Reflexion (Shinn et al., 2023) — A verbal reinforcement learning framework where the agent re-attempts the same task iteratively. After a failed attempt, a self-reflection module generates a verbal critique analyzing what went wrong. This critique is stored in an episodic memory buffer and injected as context for the next attempt, enabling the agent to learn from failures without weight updates.
Critic-generator pattern — One LLM call generates a solution; a second call critiques it; a third call produces an improved version. This can be done within a single agent (different prompt roles) or across multiple agents.
# Reflection loop
draft = agent.generate(task)
for i in range(max_revisions):
critique = agent.reflect(draft, task)
if is_satisfactory(critique):
break
draft = agent.revise(draft, critique)
return draft
Reflection adds latency and cost (each revision is another LLM call), but for tasks where quality matters more than speed — writing, code review, analysis, and decision-making — it produces significantly better results. Many production agents combine ReAct for action selection with reflection for output quality.
Comparing Reasoning Strategies
| Approach | Best For | Tool Use | Backtracking | Cost |
|---|---|---|---|---|
| Chain of Thought (CoT) | Math, logic, multi-step reasoning | No | No | Low (1 LLM call) |
| ReAct | Tool-augmented tasks, dynamic problem solving | Yes | No | Medium (multiple LLM + tool calls) |
| Tree of Thoughts (ToT) | Creative/strategic problems, puzzles | Optional | Yes | High (many parallel LLM calls) |
| Plan-and-Execute | Complex well-defined tasks, workflows | Yes | Via re-planning | Medium-High (planner + executor calls) |
| Reflexion | Tasks requiring iterative improvement | Optional | Yes (retry-based) | High (multiple full attempts) |
Key Takeaways
- 1Planning and reasoning strategies structure how agents think, improving accuracy and reliability on complex tasks.

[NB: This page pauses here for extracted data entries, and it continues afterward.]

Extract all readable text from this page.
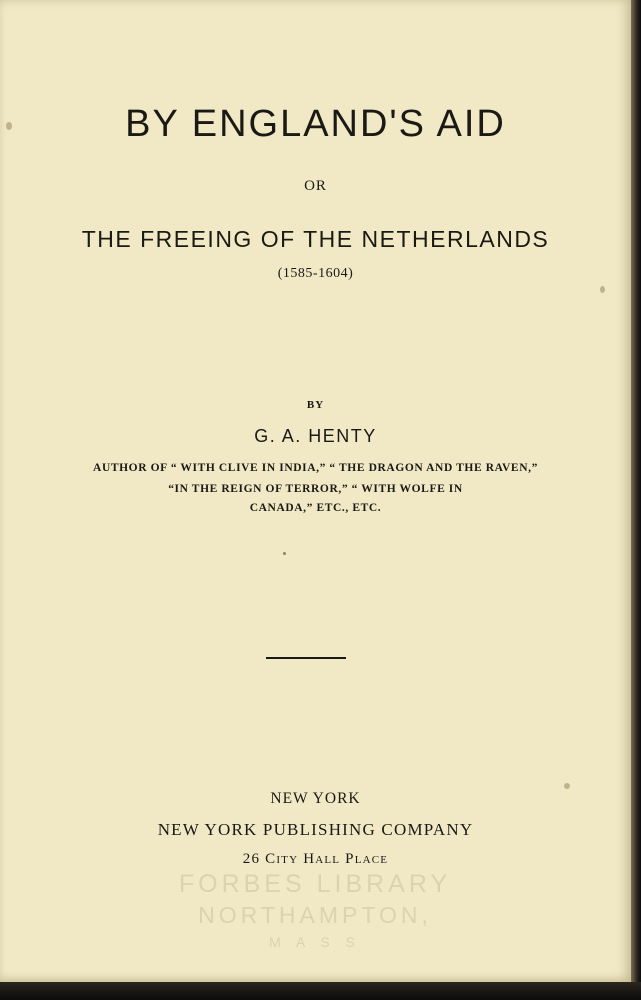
BY ENGLAND'S AID
OR
THE FREEING OF THE NETHERLANDS
(1585-1604)
BY
G. A. HENTY
AUTHOR OF “ WITH CLIVE IN INDIA,” “ THE DRAGON AND THE RAVEN,”
“IN THE REIGN OF TERROR,” “ WITH WOLFE IN
CANADA,” ETC., ETC.
NEW YORK
NEW YORK PUBLISHING COMPANY
26 City Hall Place
FORBES LIBRARY
NORTHAMPTON,
M A S S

- 2Chain of Thought (CoT), introduced by Wei et al. (2022), generates intermediate reasoning steps — most effective in large models (100B+).
- 3ReAct interleaves reasoning and acting in a loop, making it the default pattern for most agent frameworks.
- 4Tree of Thoughts explores multiple reasoning paths via tree search (BFS/DFS)
- 5Plan-and-Execute separates planning from execution, reducing wasted effort on complex, well-defined tasks.
- 6Reflection and Reflexion allow agents to evaluate, critique, and iteratively improve their own outputs.